The vote was 50-to-46, with six Republicans crossing the aisle to support him and five senators who caucus with Democrats opposing him. One senator voted present.
Dr. Califf, who is 70, is expected to be sworn in this week. He faces a looming flurry of decisions, including intense scrutiny of a coronavirus vaccine for children younger than 5 and reviews of e-cigarette applications, such as Juul’s bid to stay on the market.
Five senators who caucus with Democrats — Joe Manchin of West Virginia, Bernie Sanders of Vermont, Maggie Hassan of New Hampshire, Edward Markey of Massachusetts, and Richard Blumenthal of Connecticut — opposed the nomination.
Six Republicans — Senator Richard Burr of North Carolina, Lisa Murkowski of Alaska, Susan Collins of Maine, Mitt Romney of Utah, Roy Blunt of Missouri, and Pat Toomey of Pennsylvania — tipped the balance for confirmation. Of those Republicans, just one, Ms. Murkowski, is up for re-election and three — Mr. Blunt, Mr. Burr and Mr. Toomey — are retiring.

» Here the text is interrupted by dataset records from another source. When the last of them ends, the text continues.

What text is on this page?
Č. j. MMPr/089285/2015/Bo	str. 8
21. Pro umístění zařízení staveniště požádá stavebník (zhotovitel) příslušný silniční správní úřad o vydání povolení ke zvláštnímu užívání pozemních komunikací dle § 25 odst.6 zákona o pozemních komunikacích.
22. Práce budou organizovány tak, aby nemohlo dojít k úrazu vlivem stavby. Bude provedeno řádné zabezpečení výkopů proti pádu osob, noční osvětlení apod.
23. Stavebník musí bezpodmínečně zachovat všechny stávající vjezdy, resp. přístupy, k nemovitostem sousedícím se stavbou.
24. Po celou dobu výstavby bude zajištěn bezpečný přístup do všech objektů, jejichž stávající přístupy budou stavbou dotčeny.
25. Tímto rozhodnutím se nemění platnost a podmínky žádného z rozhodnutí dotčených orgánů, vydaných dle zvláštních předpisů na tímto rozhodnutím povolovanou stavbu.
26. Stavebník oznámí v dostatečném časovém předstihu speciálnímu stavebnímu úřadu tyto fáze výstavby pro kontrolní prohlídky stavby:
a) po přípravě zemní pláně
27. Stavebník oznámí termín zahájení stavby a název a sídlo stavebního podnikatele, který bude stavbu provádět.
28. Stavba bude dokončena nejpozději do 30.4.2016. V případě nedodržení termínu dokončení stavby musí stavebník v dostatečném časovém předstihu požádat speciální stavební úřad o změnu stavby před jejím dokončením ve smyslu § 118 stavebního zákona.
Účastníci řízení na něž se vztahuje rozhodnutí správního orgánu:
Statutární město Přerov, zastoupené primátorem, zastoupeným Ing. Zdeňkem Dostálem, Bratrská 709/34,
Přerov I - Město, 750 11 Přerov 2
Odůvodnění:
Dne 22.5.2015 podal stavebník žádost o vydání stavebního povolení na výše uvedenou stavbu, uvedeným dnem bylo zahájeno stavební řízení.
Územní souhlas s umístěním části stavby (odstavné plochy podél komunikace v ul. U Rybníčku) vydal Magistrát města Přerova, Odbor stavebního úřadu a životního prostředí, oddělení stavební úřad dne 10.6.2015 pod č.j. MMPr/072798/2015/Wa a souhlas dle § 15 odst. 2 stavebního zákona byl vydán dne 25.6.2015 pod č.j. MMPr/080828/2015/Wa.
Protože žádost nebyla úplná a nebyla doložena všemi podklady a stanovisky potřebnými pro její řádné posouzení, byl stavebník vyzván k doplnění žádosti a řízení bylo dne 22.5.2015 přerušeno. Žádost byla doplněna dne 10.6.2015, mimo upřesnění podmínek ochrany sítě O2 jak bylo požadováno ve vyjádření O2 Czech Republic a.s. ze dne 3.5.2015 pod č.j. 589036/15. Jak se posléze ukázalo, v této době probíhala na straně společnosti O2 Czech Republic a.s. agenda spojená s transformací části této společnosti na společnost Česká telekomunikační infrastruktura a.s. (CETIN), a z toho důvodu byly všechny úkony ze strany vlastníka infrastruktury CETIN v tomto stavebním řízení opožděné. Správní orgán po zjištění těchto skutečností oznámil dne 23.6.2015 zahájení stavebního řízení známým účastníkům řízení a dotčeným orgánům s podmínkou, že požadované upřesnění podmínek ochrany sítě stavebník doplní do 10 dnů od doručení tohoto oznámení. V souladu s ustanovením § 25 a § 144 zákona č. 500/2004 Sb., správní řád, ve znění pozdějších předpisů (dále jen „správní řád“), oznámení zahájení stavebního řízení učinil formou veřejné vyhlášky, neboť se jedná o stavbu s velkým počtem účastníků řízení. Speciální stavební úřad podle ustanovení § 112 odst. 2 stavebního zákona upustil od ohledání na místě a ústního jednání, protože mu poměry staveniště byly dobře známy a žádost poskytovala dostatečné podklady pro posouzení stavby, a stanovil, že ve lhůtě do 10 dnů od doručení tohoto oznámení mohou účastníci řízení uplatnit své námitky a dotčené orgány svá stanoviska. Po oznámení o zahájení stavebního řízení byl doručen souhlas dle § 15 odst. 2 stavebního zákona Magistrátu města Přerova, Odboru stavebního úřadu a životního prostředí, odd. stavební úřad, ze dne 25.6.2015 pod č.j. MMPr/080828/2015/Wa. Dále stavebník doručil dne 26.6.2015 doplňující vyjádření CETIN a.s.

Dr. Janet Woodcock, the interim commissioner, issued a statement on Tuesday, saying she will stay on as a principal deputy at the agency. She has been a target of lawmakers who say the agency spurred the opioid epidemic, which could prove relevant as leaders turn to Congress for new authority to tackle a range of issues.
Dr. Califf spent most of his career at Duke University, where he served as a professor of medicine and founding director of the Duke Clinical Research Institute. He led numerous clinical trials in cardiology, gained experience working with the pharmaceutical industry, and drew widespread respect in the field of medicine.